TG effect on PLB cross-linking. A, autoradiographs showing concentration dependence of TG inhibition N30C-PLB, PLB3, and PLB4 cross-linking to SERCA2a, measured in the absence (−ATP) and presence (+ATP) of 3 mm ATP. B and C, graphs of TG inhibition of cross-linking, determined in the absence and presence of 3 mm ATP, respectively.

FIGURE 9.

Nucleotide effect on PLB4 cross-linking to wild-type SERCA2a and D351A. A, effect of 3 mm AMP, ADP, ATP, and no added nucleotide (Con) on PLB4 cross-linking to wild-type SERCA2a.

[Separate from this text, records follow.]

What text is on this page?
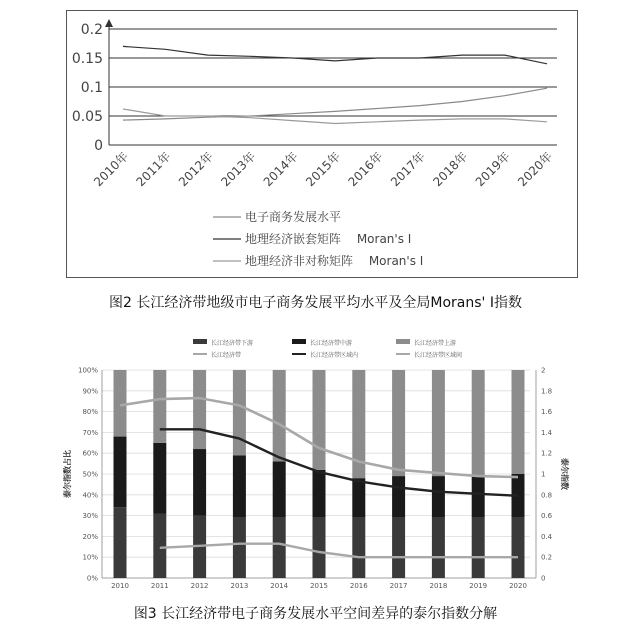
0
0.05
0.1
0.15
0.2
2010年 2011年 2012年 2013年 2014年 2015年 2016年 2017年 2018年 2019年 2020年
电子商务发展水平
地理经济嵌套矩阵　 Moran's I
地理经济非对称矩阵　 Moran's I
图2 长江经济带地级市电子商务发展平均水平及全局Morans' I指数
长江经济带下游	长江经济带中游	长江经济带上游
长江经济带	长江经济带区域内	长江经济带区域间
0%
10%
20%
30%
40%
50%
60%
70%
80%
90%
100%
0
0.2
0.4
0.6
0.8
1
1.2
1.4
1.6
1.8
2
泰尔指数占比	泰尔指数
2010	2011	2012	2013	2014	2015	2016	2017	2018	2019	2020
图3 长江经济带电子商务发展水平空间差异的泰尔指数分解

TG concentrations were varied as indicated. B, ATP stimulation of PLB4 cross-linking to wild-type SERCA2a, determined at different TG concentrations. ATP concentrations were varied as indicated. C, ATP stimulation of PLB4 cross-linking to D351A, determined at different TG concentrations.

FIGURE 10.

Vanadate effect on PLB cross-linking to SERCA2a. A, autoradiographs showing concentration dependence of vanadate inhibition N30C-PLB, PLB3, and PLB4 cross-linking to SERCA2a, measured in the absence (−ATP) and presence (+ATP) of 36 μm ATP. B and C, graphs of vanadate inhibition of cross-linking, determined in the absence and presence of 36 μm ATP, respectively.